First off, I’m imagining a tool makes the coding of a load test a lot simpler. I think it would be cool to create a plugin to Firefox (Firebug) and/or Chrome that captures HTTP requests and inputs for automation. The plugin would have the ability to search a code repository to see if any previous code existed to perform the function/request.

For example, imagine you open up your browser and log into a Blackboard release. The plugin would detect which version you are running, hence would identify the code branch you are running on. It would also evaluate the URI parameters (for HTTP).
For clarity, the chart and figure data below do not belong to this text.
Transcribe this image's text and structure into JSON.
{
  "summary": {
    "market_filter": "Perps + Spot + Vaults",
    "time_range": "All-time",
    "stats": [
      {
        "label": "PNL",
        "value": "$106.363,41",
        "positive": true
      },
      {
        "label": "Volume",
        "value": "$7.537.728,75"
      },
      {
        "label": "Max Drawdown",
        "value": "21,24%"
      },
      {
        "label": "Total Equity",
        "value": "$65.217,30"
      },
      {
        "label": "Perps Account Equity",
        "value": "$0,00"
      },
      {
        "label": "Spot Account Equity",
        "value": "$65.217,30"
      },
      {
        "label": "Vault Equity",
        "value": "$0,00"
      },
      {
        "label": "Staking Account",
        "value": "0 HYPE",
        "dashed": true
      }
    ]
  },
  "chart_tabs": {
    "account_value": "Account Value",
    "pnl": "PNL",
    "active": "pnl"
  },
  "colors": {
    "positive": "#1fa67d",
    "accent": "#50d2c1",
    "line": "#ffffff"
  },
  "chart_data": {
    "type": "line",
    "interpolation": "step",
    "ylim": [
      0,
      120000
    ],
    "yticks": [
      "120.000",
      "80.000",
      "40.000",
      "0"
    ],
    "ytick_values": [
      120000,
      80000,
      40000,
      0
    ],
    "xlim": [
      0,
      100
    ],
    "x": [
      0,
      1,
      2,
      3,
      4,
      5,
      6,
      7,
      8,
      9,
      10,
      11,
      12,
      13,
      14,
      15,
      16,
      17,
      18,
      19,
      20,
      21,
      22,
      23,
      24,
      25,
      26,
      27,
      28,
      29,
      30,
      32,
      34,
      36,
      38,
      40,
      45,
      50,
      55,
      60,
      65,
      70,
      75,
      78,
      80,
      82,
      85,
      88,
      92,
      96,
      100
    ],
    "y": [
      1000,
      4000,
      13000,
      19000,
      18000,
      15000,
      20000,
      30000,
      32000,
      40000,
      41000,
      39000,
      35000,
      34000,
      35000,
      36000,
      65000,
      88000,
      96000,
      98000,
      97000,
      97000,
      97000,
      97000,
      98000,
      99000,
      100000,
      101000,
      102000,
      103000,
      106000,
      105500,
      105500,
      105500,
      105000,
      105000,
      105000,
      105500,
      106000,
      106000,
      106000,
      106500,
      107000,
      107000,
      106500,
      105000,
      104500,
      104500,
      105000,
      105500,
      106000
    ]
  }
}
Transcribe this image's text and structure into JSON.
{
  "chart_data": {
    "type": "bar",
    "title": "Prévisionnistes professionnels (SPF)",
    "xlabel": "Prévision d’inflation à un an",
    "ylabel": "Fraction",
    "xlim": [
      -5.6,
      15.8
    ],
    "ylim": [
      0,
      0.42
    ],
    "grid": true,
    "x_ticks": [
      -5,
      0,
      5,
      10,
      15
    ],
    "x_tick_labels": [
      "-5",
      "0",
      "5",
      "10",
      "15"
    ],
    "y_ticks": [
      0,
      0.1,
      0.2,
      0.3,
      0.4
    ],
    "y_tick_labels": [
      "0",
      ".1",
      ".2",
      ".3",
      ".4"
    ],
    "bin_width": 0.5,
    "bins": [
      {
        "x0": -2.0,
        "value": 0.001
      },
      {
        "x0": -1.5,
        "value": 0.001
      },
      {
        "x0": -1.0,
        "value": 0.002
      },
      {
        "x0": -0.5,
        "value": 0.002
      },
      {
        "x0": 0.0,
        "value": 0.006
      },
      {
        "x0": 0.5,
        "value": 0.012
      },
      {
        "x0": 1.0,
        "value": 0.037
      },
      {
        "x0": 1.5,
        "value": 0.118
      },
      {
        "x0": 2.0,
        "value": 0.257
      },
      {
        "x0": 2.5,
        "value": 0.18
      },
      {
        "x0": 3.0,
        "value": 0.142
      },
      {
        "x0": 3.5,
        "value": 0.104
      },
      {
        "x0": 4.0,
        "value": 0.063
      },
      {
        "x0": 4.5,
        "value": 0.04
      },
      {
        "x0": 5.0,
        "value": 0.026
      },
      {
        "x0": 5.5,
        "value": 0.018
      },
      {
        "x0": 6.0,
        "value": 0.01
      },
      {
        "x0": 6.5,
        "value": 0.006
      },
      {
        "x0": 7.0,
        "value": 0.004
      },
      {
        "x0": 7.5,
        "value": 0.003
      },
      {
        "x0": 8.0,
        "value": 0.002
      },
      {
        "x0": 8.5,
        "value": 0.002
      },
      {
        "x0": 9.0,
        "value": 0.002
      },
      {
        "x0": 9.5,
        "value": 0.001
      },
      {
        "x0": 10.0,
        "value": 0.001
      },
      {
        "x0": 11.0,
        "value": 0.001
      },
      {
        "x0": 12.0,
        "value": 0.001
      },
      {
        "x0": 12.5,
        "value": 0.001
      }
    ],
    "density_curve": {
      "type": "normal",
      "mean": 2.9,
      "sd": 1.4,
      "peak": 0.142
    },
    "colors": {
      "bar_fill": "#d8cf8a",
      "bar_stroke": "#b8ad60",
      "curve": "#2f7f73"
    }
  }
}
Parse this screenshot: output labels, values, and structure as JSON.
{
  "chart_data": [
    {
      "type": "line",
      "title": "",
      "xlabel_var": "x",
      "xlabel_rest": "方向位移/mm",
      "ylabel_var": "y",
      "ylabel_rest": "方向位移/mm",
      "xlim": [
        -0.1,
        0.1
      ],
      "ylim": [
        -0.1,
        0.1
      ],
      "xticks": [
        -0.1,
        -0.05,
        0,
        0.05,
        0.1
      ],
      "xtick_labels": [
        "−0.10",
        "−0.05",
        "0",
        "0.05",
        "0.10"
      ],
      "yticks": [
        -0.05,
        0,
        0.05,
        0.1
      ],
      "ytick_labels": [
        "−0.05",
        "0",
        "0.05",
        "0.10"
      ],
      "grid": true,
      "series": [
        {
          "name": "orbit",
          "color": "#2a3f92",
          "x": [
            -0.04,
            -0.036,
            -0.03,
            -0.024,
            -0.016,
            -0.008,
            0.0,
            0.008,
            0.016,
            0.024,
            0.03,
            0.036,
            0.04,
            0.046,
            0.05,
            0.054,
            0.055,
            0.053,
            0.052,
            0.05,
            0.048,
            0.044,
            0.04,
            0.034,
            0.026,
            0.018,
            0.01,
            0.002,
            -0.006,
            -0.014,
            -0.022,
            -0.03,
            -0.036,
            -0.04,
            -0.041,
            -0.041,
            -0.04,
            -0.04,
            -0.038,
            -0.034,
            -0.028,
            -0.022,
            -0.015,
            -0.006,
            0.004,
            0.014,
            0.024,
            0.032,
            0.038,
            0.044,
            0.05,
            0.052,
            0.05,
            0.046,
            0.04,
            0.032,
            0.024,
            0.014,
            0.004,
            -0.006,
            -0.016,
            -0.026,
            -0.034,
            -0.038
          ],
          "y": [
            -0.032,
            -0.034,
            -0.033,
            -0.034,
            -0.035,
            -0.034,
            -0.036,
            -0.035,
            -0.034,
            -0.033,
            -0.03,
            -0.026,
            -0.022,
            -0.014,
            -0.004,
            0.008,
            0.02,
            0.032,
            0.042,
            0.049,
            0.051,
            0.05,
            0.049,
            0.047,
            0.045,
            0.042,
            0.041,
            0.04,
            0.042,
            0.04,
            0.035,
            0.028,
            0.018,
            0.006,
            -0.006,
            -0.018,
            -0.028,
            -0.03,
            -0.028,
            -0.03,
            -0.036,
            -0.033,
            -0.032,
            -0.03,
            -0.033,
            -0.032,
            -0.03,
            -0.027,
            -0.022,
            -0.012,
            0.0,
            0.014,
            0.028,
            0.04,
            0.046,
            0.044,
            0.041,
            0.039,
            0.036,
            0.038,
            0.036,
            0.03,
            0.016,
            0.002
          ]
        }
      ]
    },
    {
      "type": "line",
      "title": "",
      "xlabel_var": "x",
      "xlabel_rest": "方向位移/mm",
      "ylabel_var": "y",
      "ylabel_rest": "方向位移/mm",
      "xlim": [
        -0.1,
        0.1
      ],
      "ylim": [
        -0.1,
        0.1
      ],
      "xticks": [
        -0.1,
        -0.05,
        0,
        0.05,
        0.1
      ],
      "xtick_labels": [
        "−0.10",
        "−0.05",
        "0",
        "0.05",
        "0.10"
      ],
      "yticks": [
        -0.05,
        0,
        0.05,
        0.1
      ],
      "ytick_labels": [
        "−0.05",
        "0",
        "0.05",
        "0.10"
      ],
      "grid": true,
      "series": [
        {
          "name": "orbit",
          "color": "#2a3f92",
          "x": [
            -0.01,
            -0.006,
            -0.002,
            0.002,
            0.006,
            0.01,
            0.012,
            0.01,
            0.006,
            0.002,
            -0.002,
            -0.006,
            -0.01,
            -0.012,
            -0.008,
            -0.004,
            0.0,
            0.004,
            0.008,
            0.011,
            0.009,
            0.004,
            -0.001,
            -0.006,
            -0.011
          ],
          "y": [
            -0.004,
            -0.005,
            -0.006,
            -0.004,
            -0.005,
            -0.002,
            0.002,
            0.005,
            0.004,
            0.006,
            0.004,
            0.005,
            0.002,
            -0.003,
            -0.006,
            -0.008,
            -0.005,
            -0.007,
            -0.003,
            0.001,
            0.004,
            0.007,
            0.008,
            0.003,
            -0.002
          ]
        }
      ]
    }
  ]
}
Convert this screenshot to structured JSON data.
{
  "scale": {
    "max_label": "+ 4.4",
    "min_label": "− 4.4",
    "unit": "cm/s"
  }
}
If it detected that the code already existed in the library, it would present a screen dialogue or tab that informed you that the code was available and could be reused. You could even have another tab that allowed to re-run the request (like a play tab). The whole premise of this plugin is that it would replace VUgen, but give substantially more features and control. If new code was needed, it would help organize and identify new packages, classes and methods. Then it would allow for the creation of variables and declarations for the purpose of parameterization.

The browser plugin wouldn’t just be able to talk with our source code repository. I would recommend that we also build an agent within the JVM that allows the plugin to instrument the execution of code. I’m still trying to figure out all of the reasons for doing this. One reason off the bat that I’m thinking is the ability to handle code coverage and mapping. I’m also thinking we may be able to handle the server side requests more appropriately by having the server side data with the client/http request. Then of course there are other benefits such as having awareness of what code can be used for verification (at an API or even directly into the DB). As I said…this idea is not baked. It’s just a thought…

If you build all of this to facilitate recording, then you most likely will need to build something that can act as the harness…I haven’t thought that one out yet. I’m looking for ideas.